Oleh: Abdul Rohman Sukardi

Narasi “tidak ada pilihan lain sehingga terpaksa memilih Prabowo” di masa lalu (pilpres 2014 &2019), hanyalah kamuflase. Kemarahan itu sebenarnya ekspresi tersapih -nya dari figur potensial yang kini tidak lagi bisa dijadikan “kuda troya” bagi kepentingannya.

Kelompok itu terpaksa mencari “kuda troya” lainnya yang dinilai bisa untuk menitipkan kepentingannya. Prabowo menjadi pihak yang kini dimusuhinya.

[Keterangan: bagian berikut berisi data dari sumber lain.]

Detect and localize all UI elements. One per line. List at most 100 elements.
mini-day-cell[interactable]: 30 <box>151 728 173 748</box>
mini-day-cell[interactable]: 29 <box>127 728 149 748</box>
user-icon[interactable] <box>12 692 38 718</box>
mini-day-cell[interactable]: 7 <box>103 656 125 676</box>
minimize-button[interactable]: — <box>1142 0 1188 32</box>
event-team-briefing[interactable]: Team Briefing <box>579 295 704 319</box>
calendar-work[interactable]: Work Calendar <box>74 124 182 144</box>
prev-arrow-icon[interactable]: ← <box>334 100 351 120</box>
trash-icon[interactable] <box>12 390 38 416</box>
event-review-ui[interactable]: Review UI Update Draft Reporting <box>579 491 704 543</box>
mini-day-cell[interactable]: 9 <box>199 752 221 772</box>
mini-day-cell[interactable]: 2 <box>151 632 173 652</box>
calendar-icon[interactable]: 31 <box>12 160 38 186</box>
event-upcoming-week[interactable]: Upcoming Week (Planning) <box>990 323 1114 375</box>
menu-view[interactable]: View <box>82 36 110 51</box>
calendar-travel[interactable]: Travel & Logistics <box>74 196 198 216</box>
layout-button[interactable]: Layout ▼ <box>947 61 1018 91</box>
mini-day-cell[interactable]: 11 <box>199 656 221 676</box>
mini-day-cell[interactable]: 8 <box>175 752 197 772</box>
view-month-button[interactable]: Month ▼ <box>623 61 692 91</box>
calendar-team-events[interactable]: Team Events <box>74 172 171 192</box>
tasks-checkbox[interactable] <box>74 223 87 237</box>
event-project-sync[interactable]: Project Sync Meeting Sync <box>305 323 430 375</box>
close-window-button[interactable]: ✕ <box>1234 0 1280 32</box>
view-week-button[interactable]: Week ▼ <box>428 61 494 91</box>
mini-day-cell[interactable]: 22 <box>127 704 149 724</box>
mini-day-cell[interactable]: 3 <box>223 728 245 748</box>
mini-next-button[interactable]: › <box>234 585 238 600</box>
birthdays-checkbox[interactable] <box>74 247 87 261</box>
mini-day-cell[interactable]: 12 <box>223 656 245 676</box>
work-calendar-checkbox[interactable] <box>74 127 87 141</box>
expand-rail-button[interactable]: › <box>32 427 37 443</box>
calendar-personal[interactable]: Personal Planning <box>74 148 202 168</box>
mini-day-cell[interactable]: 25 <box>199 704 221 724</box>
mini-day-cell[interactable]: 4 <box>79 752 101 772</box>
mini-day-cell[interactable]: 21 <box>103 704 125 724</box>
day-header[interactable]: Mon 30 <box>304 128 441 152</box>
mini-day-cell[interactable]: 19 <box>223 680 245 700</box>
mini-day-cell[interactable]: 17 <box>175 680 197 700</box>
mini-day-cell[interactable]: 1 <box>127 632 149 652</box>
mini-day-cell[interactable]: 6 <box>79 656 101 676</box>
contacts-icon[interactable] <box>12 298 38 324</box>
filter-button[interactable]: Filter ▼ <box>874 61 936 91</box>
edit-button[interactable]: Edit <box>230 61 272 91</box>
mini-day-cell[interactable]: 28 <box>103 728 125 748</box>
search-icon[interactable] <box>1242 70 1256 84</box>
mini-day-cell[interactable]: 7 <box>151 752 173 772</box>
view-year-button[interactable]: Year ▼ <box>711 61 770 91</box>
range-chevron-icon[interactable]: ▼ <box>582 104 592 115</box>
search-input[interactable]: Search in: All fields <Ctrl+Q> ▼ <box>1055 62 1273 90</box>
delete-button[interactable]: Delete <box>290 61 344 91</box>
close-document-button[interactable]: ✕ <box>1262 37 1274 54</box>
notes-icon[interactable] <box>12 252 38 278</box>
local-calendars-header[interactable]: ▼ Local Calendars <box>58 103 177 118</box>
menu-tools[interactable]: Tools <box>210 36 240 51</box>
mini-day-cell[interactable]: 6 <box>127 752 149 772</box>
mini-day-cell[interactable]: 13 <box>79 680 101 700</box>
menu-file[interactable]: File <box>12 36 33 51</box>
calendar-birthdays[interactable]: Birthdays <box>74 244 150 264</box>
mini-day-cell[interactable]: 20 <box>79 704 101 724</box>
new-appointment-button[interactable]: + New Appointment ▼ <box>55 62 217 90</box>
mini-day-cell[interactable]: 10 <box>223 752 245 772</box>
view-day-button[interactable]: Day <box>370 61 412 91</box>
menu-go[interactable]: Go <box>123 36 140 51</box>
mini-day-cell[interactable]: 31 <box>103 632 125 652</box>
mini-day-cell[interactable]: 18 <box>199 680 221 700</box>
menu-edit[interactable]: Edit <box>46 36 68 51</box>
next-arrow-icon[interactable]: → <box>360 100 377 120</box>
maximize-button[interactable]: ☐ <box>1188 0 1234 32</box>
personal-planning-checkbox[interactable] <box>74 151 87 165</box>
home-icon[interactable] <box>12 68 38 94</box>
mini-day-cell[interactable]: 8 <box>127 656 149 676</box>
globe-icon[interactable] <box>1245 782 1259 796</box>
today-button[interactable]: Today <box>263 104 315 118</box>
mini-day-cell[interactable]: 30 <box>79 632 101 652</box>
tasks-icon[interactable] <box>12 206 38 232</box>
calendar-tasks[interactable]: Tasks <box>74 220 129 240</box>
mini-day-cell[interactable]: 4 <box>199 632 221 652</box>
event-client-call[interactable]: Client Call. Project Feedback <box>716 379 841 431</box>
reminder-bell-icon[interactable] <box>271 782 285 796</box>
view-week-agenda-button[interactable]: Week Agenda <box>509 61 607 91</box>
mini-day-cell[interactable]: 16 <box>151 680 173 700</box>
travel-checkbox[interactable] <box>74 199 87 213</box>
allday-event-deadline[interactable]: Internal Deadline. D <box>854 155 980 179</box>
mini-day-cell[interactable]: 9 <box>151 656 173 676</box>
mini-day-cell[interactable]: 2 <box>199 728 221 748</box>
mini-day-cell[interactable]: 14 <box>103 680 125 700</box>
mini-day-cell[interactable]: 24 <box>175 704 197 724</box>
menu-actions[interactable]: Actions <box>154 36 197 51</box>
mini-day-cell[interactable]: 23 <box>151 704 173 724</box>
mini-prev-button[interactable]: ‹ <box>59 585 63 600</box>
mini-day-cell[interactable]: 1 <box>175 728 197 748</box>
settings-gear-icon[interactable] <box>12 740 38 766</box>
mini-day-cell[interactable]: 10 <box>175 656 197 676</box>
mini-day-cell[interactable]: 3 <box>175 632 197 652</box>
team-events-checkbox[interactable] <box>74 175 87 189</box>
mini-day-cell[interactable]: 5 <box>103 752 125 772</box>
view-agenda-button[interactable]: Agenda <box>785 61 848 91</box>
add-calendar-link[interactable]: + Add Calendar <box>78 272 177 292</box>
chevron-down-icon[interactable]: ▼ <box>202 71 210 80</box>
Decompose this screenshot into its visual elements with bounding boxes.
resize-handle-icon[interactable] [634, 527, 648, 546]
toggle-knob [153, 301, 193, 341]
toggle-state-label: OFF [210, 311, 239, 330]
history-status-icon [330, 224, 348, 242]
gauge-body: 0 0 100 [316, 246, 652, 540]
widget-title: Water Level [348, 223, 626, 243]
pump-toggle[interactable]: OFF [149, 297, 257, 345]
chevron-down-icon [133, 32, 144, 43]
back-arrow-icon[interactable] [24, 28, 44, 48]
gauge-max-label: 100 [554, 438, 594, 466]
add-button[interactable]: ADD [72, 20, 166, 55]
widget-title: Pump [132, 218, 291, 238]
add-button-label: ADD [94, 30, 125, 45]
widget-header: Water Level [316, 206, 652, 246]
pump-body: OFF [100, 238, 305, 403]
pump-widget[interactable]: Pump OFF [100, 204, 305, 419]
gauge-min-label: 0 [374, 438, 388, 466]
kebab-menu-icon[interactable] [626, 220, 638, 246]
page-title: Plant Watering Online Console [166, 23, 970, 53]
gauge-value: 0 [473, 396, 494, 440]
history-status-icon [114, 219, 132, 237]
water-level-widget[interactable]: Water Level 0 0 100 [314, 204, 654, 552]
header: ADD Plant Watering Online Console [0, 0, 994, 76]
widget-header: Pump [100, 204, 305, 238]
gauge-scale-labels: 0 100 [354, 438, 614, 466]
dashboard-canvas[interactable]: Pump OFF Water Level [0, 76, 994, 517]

Kedua, kemarahan dari Ketum Megawati beserta pendukungnya. Prabowo dalam pilpres 2024 ini berhasil memperoleh dukungan dari Presiden Joko Widodo. Oleh akibat konflik antara presiden dan Ketua Umum PDIP itu. Termasuk kemudian mengantarkan putra presiden menjadi calon wakil presiden dari Prabowo.

Dukungan presiden itu ternyata efektif. Berdasarkan sejumlah survei, elektabilitas capres PDIP merosot. Potensi perolehan suara PDIP juga terancam merosot. Bukan hanya di Jawa Tengah. Di kantong-kantong PDIP daerah lain pun menunjukkan gejala sama.

Kini para pengurus PDIP terpaksa berusaha keras. Bukan saja mendongkrak perolehan suara capresnya. Akan tetapi juga harus menyelamatkan PDIP dari kemerosotan.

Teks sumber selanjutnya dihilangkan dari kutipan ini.